MeshDB (federated query layer)

MeshDB is the typed query layer above the RedEX / CortEX / capability-index substrate. Enable the meshdb feature on ai2070-net and import the operators + executor directly from net::adapter::net::behavior::meshdb. Architectural overview: ../README.md#meshdb.

Local executor

# #[cfg(feature = "meshdb")]
# async fn example() -> Result<(), Box<dyn std::error::Error>> {
use std::sync::Arc;
use futures::StreamExt;
use net::adapter::net::behavior::meshdb::{
    executor::ExecuteOptions,
    planner::CostEstimate,
    ChainReader, ExecutionPlan, LocalMeshQueryExecutor, MeshQueryExecutor,
    OperatorNode, OperatorPlan, ResultRow, SeqNum,
};

// Bring your own ChainReader. The substrate ships an in-memory
// one in tests; production consumers wire RedEX or a federated
// reader.
struct InMemory { /* origin -> seq -> payload */ }
impl ChainReader for InMemory {
    fn read_one(&self, _origin: u64, _seq: SeqNum) -> Option<Vec<u8>> { None }
    fn read_range(&self, _origin: u64, _start: SeqNum, _end: SeqNum)
        -> Vec<(SeqNum, Vec<u8>)> { Vec::new() }
    fn latest_seq(&self, _origin: u64) -> Option<SeqNum> { None }
}

// Build an ExecutionPlan directly.
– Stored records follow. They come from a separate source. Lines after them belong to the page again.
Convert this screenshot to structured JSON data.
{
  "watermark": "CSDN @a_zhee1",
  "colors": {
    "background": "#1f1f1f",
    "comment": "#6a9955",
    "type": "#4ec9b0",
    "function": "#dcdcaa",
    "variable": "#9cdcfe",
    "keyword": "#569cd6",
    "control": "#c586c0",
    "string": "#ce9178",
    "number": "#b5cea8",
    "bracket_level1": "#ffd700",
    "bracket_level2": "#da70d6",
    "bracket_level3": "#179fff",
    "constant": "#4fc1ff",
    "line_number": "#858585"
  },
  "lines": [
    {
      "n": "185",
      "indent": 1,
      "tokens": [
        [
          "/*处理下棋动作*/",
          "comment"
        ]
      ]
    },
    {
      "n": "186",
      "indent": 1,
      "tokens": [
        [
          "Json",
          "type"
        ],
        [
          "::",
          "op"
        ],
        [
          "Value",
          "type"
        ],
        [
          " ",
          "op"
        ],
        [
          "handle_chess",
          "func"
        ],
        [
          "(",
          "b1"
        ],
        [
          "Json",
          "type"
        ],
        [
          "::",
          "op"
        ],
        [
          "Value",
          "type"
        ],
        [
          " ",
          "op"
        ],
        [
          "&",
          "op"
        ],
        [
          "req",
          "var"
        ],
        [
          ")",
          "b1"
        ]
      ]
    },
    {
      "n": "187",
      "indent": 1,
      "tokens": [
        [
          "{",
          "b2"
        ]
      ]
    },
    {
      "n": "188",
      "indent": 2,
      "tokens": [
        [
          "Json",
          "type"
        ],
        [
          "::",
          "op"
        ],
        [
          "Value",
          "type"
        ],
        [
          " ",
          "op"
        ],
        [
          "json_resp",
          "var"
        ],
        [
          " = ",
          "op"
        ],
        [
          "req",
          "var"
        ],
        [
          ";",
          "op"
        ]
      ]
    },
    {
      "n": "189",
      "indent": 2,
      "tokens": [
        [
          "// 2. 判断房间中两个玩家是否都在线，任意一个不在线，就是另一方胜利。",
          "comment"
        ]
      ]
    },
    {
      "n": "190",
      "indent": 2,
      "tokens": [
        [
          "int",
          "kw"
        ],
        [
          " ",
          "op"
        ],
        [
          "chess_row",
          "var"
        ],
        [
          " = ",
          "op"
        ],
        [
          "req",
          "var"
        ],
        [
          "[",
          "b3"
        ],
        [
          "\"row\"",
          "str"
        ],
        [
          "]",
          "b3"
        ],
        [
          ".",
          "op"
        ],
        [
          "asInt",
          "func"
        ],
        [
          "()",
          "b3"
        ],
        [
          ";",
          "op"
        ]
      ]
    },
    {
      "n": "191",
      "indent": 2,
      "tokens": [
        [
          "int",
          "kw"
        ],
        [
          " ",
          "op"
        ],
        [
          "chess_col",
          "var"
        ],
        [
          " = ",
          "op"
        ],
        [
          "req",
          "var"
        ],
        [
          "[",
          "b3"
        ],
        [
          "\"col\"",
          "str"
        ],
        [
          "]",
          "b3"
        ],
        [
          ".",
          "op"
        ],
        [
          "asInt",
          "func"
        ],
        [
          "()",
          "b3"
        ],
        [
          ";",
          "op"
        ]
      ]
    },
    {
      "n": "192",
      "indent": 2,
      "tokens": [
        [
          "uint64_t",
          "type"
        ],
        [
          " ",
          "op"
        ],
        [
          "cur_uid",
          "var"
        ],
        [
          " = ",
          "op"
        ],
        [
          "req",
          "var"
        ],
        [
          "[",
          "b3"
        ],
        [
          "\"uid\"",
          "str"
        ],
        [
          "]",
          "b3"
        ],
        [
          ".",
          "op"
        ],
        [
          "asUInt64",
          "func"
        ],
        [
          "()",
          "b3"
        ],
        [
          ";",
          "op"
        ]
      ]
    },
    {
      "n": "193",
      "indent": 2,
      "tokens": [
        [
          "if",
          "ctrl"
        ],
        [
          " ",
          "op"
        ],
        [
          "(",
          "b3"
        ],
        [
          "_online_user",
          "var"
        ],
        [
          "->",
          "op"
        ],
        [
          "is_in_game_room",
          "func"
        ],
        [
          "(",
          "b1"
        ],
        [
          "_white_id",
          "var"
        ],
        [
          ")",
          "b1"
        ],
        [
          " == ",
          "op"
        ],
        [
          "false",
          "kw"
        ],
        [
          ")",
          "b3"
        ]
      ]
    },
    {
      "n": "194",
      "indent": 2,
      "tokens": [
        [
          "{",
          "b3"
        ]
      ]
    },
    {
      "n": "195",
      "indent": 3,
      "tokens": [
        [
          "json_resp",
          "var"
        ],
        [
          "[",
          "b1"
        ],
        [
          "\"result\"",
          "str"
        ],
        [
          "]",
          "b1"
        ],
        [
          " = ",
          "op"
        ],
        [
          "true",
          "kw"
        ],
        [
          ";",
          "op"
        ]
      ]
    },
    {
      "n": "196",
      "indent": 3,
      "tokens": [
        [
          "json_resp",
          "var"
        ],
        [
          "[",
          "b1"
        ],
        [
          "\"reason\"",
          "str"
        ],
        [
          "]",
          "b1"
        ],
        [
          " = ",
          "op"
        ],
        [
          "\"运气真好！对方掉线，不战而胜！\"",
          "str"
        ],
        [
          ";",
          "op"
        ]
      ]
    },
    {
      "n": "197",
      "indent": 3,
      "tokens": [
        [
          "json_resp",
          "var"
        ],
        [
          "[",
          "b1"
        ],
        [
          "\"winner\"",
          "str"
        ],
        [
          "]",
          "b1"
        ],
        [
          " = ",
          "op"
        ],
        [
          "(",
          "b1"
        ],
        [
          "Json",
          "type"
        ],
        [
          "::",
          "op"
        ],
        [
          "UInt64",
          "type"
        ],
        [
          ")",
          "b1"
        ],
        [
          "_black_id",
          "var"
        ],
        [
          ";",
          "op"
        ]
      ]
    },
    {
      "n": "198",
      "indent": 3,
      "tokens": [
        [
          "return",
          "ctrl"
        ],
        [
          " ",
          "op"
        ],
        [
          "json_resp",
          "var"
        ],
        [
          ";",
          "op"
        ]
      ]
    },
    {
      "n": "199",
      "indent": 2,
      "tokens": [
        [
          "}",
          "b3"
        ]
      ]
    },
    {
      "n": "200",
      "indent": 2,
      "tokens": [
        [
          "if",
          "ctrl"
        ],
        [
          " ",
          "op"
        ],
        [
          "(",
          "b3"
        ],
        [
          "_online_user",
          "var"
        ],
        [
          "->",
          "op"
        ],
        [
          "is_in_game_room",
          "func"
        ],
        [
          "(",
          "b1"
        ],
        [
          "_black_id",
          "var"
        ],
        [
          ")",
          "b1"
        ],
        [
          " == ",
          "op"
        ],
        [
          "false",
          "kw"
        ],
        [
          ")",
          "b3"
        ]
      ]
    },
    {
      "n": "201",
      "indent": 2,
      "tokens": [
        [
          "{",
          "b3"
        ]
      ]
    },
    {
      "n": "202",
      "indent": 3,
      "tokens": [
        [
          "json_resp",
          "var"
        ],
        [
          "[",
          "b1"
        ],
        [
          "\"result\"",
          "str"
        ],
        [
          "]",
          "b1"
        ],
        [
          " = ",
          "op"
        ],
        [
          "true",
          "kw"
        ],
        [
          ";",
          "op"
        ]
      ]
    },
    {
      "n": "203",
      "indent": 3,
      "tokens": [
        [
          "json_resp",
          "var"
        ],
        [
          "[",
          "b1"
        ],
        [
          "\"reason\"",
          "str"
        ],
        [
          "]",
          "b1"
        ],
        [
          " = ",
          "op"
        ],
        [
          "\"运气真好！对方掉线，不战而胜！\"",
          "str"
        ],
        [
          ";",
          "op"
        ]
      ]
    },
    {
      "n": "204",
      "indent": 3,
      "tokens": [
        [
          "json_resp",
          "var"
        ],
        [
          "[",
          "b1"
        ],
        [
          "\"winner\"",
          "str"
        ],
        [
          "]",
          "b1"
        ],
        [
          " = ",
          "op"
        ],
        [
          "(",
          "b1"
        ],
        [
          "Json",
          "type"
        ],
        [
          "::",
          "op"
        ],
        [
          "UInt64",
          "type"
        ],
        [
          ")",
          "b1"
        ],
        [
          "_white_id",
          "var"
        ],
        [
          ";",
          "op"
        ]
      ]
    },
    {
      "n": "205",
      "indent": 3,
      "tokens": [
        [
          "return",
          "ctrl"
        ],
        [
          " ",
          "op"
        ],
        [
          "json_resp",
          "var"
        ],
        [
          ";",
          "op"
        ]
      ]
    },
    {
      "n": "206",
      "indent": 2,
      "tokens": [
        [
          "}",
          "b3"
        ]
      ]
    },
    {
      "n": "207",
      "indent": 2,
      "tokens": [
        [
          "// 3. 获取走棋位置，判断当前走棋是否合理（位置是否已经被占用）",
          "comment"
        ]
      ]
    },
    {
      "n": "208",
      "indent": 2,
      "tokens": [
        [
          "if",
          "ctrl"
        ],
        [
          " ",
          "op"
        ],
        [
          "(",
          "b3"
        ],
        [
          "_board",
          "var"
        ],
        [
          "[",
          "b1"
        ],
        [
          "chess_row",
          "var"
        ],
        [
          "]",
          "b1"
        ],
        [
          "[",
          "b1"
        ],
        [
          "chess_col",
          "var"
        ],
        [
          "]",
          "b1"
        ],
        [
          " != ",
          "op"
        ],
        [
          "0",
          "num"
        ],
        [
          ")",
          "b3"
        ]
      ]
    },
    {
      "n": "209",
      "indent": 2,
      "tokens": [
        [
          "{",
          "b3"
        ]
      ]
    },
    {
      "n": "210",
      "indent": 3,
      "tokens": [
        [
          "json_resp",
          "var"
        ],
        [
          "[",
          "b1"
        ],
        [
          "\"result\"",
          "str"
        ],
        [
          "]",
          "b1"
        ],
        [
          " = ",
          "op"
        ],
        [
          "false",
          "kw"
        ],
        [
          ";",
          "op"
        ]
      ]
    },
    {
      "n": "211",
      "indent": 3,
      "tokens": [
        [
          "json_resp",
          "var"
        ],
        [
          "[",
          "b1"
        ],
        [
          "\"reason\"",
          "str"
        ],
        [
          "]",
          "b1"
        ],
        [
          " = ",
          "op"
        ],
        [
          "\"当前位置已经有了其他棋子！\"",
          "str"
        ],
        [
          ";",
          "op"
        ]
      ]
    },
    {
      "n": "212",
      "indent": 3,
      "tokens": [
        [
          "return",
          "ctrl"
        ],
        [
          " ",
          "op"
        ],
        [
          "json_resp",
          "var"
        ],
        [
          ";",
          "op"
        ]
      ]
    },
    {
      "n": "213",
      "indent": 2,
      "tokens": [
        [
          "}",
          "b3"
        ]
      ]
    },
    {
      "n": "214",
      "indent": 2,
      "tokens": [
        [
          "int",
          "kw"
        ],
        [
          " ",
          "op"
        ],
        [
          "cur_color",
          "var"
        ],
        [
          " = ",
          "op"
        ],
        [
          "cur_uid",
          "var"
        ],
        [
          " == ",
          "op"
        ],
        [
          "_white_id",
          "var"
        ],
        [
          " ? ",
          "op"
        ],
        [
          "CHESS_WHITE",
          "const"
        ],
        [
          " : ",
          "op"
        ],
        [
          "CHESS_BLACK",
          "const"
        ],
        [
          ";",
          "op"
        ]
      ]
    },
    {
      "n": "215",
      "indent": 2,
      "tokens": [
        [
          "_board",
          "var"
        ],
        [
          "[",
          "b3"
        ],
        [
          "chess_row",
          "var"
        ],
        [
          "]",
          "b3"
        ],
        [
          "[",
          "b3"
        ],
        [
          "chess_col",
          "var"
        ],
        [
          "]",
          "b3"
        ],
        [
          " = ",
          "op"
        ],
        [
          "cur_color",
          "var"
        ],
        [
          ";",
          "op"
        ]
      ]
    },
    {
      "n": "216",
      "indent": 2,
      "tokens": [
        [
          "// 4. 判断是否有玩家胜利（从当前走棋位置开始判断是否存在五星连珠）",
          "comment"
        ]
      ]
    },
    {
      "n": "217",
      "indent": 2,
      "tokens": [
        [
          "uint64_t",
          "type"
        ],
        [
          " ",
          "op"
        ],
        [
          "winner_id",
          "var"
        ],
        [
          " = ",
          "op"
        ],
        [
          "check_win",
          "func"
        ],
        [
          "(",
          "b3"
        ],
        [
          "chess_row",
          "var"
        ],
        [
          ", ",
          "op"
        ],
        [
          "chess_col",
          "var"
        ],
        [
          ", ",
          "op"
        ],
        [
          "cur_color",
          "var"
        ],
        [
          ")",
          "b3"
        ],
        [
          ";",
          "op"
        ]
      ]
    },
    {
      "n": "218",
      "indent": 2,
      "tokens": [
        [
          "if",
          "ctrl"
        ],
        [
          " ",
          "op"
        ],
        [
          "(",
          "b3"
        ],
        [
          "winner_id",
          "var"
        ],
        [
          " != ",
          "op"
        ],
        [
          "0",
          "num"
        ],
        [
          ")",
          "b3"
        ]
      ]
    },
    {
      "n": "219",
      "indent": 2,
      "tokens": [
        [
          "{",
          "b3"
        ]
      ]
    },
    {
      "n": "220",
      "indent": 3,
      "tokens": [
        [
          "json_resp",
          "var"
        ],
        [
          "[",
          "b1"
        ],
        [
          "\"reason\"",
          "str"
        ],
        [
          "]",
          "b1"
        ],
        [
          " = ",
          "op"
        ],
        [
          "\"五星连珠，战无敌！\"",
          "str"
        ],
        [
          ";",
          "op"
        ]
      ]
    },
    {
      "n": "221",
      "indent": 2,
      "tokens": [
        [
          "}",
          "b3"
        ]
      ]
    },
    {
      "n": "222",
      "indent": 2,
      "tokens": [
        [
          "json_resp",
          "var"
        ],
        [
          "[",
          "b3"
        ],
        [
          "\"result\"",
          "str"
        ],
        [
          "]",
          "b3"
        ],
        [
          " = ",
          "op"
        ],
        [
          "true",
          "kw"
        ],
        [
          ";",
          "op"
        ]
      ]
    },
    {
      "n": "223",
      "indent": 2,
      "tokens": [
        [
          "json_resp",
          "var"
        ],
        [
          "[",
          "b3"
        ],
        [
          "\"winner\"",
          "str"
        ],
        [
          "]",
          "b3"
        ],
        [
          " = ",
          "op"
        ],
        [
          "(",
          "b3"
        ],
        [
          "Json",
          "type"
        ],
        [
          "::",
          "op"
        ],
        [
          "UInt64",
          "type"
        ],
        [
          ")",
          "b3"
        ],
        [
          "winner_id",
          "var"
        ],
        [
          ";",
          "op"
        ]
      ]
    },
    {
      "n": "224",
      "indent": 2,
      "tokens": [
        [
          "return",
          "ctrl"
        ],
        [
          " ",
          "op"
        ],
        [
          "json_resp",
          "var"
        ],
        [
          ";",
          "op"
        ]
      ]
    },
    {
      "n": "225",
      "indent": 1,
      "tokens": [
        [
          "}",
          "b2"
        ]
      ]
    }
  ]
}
The local executor takes a
// fully-resolved plan — the typed `MeshQueryPlanner` only adds
// value when resolving `ChainRef::Discovered` predicates through
// a CapabilityIndex (federated path).
let plan = ExecutionPlan {
    root: OperatorNode {
        operator: OperatorPlan::LatestRead { origin: 0xAB },
        target_nodes: vec![],
        cost: CostEstimate::default(),
    },
    total_cost: CostEstimate::default(),
};

let executor = LocalMeshQueryExecutor::new(Arc::new(InMemory { /* ... */ }));
let mut running = executor
    .execute_with(plan, ExecuteOptions::default())
    .await?;

while let Some(item) = running.rows.next().await {
    let row: ResultRow = item?;
    println!("origin={:#x} seq={} bytes={}", row.origin, row.seq.0, row.payload.len());
}
# Ok(())
# }

Composite operators

OperatorPlan covers the full surface — Filter (synthetic-tag predicate), Window (tumbling-on-seq), AggregateCount / AggregateNumeric (sum / avg) / AggregateReduction (min / max / percentile) / AggregateDistinct, HashJoin (inner / outer; hash- broadcast + sort-merge strategies), LineageEmit (pre-walked entries). Compose by nesting OperatorNodes: each composite operator takes a Box<OperatorNode> input plus its own knobs. Sentinel rows (aggregate / joined / window) carry postcard-encoded envelopes — decode via the typed AggregateRowPayload / JoinedRowPayload / WindowBoundary types re-exported from the same module.

Phase F cache

LocalMeshQueryExecutor::with_cache(reader, cache, version_fn) wires the bounded LRU result cache. Per-call policy lives on ExecuteOptions:

use std::time::Duration;
use net::adapter::net::behavior::meshdb::{
    CachePolicy, MeshQueryExecutor, executor::ExecuteOptions,
};

// `executor` is a `LocalMeshQueryExecutor<R>` built via
// `with_cache(reader, cache, version_fn)`; `plan` is an
// ExecutionPlan from the `OperatorPlan` builder above.
let opts = ExecuteOptions {
    bypass_cache: false,
    cache_policy: CachePolicy::TimeBound { ttl: Duration::from_secs(5) },
};
let _running = executor.execute_with(plan, opts).await?;

CachePolicy::Permanent skips TTL expiry — use only for queries whose result is immutable under substrate semantics.

Federated executor

FederatedMeshQueryExecutor<T: MeshDbTransport> fans atomic operators out to remote nodes via a pluggable transport with proximity-ordered failover. The in-tree LoopbackTransport drives in-process N-node integration tests without a real wire; the production transport rides SUBPROTOCOL_MESHDB on MeshNode (wire envelopes in net::adapter::net::behavior::meshdb::protocol).

Errors

MeshError carries planner / executor / transport failures — PlannerError { detail }, HistoricalRangeUnavailable { origin, requested, available }, BudgetExceeded { metric, limit }, and transport-level variants. Every variant is Clone + PartialEq + Debug so cache keys + diagnostics work without clone-on-error gymnastics.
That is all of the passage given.